La caractérisation des calculs est fondamentale pour la prévention à long terme et le dépistage des facteurs de risque pro-lithogénique. Cette caractérisation repose principalement sur l’analyse spectrophotométrique. Le typage morphologique lors de l’urétéroscopie apparaît également fondamental, car autorisant l’urologue, dès la salle opératoire, à connaître la nature des calculs avant de les détruire [72]. Un travail de reconnaissance visuelle en binôme (biologiste et urologue) a ainsi permis de valider une planche de reconnaissance morpho-constitutionnelle. Cette planche doit bien sûr être complétée par l’analyse spectroscopique dans le proche infrarouge (SPIR) des fragments ou de la poudre de calculs ensuite recueillis.
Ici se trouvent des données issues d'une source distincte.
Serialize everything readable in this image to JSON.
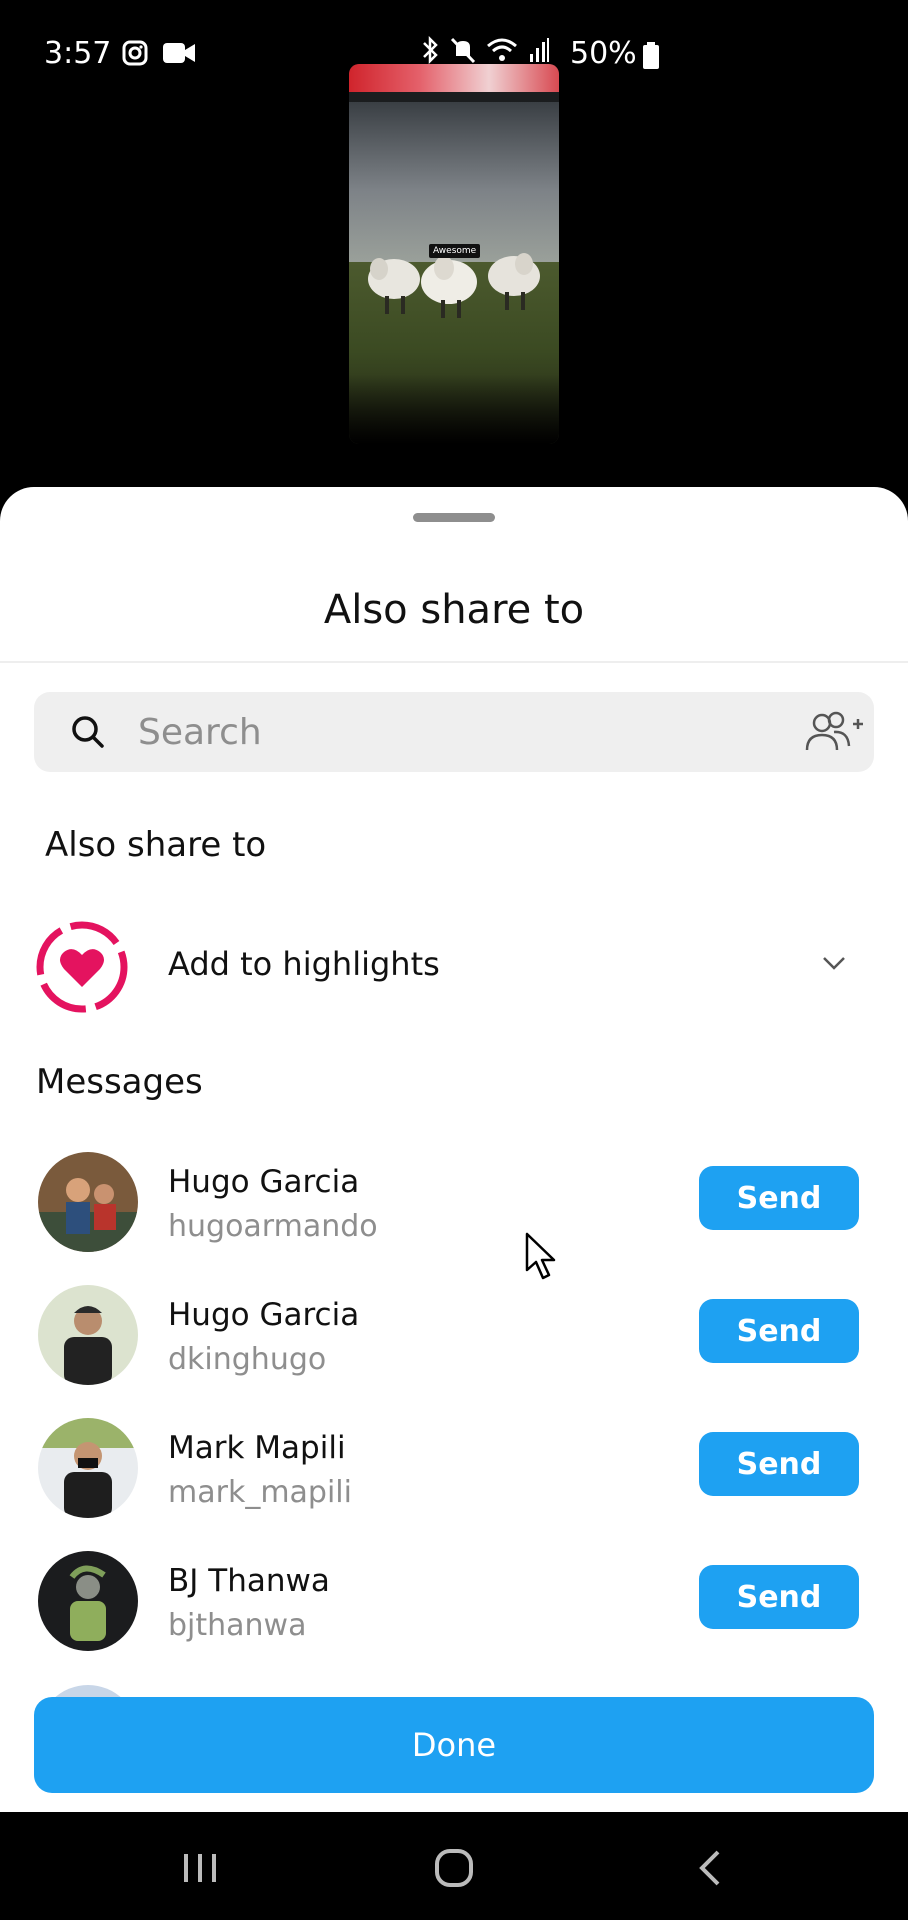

Lors de l’urétéroscopie souple, l’étude morphologique des papilles et de leurs anomalies potentielles pourrait permettre d’améliorer la compréhension de la maladie lithiasique et la prévention de la récidive [73]. Almeras et al. ont ainsi présenté un important travail d’évaluation des anomalies papillaires, sur une série consécutive de 164 urétéroscopies pour calcul. Plusieurs anomalies papillaires ont été rapportées : érosion, calculs ancrés, calculs sous-épithéliaux, papilles cryptiques, papilles extrophiques. Une première classification a été élaborée à partir de ces anomalies pour tenter de standardiser leur description. Des associations entre anomalies papillaires et type de calcul ont été mises en évidence comme la présence de dépôts intraductaux systématiquement associés à des calculs de type Iva2 et à une hypocitraturie.
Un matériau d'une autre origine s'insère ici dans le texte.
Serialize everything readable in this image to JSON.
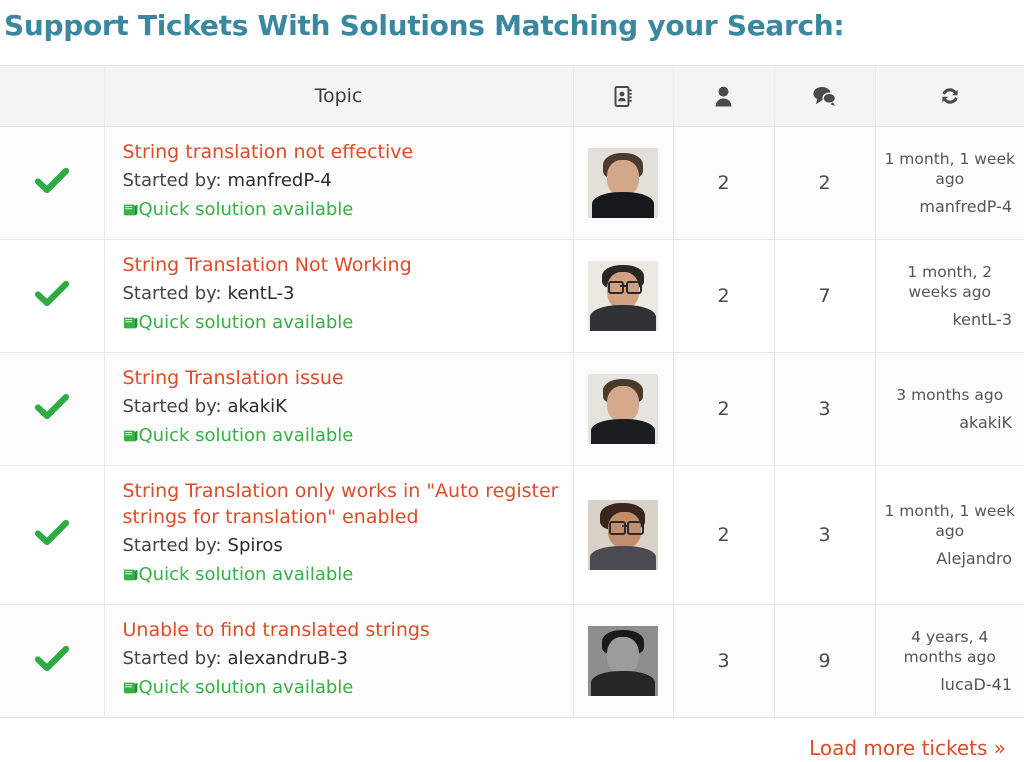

Le forum du Comité de lithiase de l’AFU a souligné la réduction du nombre de lithotripsies extracorporelles effectuées par an, néanmoins cette technique garde toujours sa place dans notre panel thérapeutique. Les nouveaux lithotripteurs par laser en salves apparaissent plus ablatifs que la lithotripsie conventionnelle pour des paramètres de puissance et d’énergie similaires [74], [75], [76]. L’avenir sera également peut-être porté par les urétéroscopes souples à usage unique. De nouveaux outils ont été présentés avec les résultats d’une étude concernant l’utilisation de l’urétéroscopie numérique à usage unique (LithoVue™). Doizi et al. ont présenté une série de 41 cas prospectifs, rapportant de bonnes performances sur la qualité de l’image, la déflexion, et la maniabilité [77]. Cependant, des évaluations médico-économiques sont nécessaires pour préciser ces indications en pratique clinique courante (calice inférieur ?). Doizi et al. ont par ailleurs décrit l’intérêt de la K-Box™, un outil d’entraînement à l’urétéroscopie souple in vitro pour les novices [78].



Liens d’intérêts


J.-N. Cornu est consultant pour les compagnies Allergan, Astellas, Boston Scientific, Bouchara-Recordati, Coloplast, Medtronic, SAP, Takeda, Pierre Fabre. Il est également investigateur pour Astellas, Cousin Biotech, Coloplast, GT Urological, Ipsen, Medtronic.


G. Ploussard a une activité de consultant auprès des laboratoires Astellas, IPSEN, Janssen et Ferring. Il est également investigateur d’études cliniques financées par le laboratoire Janssen.